All babies should be placed in a safe and secure crib, bassinette, or play-yard. They should not be placed near windows, for they pose a great danger to a sleeping baby. Injuries that are typical from babies being placed near windows include a serious fall hazard, glass breaking, or strangulation on a blind cord.

To reduce the risk of SIDS (Sudden Infant Death Syndrome) or strangulation, place the baby on his or her back. Babies should not be placed on their sides or stomachs. Comforters, pillows, stuffed animals, and blankets should all be removed from the crib. It has been said that these items may cause strangulation, suffocation, choking, etc.

A parent or caretaker should make sure the crib has no missing parts or slats. Any part that is unstable, broken, or protruding out can cause great danger to the baby. It can also cause the crib to become disengaged, by therefore trapping the baby between the crib mattress and the rail.

If a crib needs to be fixed, only fix it with parts built or processed by the manufacturer. Make-shift repairs, and quick fix-its can create new and deadly hazards.

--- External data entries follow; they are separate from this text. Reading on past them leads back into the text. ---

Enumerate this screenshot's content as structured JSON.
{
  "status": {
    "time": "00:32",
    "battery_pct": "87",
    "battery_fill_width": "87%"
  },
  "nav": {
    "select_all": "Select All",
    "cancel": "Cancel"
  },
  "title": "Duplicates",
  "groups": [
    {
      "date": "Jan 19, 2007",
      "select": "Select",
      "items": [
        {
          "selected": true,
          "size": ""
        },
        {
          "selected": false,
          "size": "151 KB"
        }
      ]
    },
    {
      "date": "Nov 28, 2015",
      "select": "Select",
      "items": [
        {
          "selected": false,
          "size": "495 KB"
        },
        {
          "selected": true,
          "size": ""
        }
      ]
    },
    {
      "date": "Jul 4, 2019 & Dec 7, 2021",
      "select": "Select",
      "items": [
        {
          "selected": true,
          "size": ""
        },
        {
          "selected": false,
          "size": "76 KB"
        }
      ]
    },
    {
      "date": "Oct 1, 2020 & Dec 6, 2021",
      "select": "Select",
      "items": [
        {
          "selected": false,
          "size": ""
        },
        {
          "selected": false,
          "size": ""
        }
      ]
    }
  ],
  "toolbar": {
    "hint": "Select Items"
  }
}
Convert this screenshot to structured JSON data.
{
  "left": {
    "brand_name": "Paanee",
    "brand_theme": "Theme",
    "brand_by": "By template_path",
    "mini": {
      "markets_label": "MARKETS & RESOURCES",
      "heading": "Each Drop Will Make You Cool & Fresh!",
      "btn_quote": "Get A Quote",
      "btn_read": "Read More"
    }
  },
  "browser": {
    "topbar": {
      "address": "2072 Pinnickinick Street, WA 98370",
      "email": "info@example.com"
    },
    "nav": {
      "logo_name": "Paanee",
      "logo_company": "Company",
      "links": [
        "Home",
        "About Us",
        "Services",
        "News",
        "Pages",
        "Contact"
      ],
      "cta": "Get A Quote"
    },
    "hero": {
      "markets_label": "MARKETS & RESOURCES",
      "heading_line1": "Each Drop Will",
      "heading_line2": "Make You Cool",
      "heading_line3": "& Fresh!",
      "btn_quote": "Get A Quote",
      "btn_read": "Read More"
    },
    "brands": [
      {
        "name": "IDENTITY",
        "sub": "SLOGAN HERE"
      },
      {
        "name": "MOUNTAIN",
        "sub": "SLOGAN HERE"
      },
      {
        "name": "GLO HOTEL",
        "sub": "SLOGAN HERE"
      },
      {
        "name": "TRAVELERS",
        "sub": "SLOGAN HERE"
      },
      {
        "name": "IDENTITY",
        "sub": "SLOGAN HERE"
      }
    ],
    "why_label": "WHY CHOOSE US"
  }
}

The mattress should also be tight, firm, and have no spaces in between it and the railings. In order to meet this standard, place two fingers in between the mattress and the railing. They should not be able to fit. If they do, your mattress is not big enough for the crib and it could cause a major hazard to the baby by falling or slipping through the sides.

Parents or caretakers should keep cords and baby monitors away from a child’s reach at all times, for they can cause a strangulation hazard.

Once your baby can push up on his or her hands and knees, lower the crib immediately in order to prevent climbing in and out of it.

Go to CPSG.org or call CPSC hotline routinely to see if your crib has been recalled.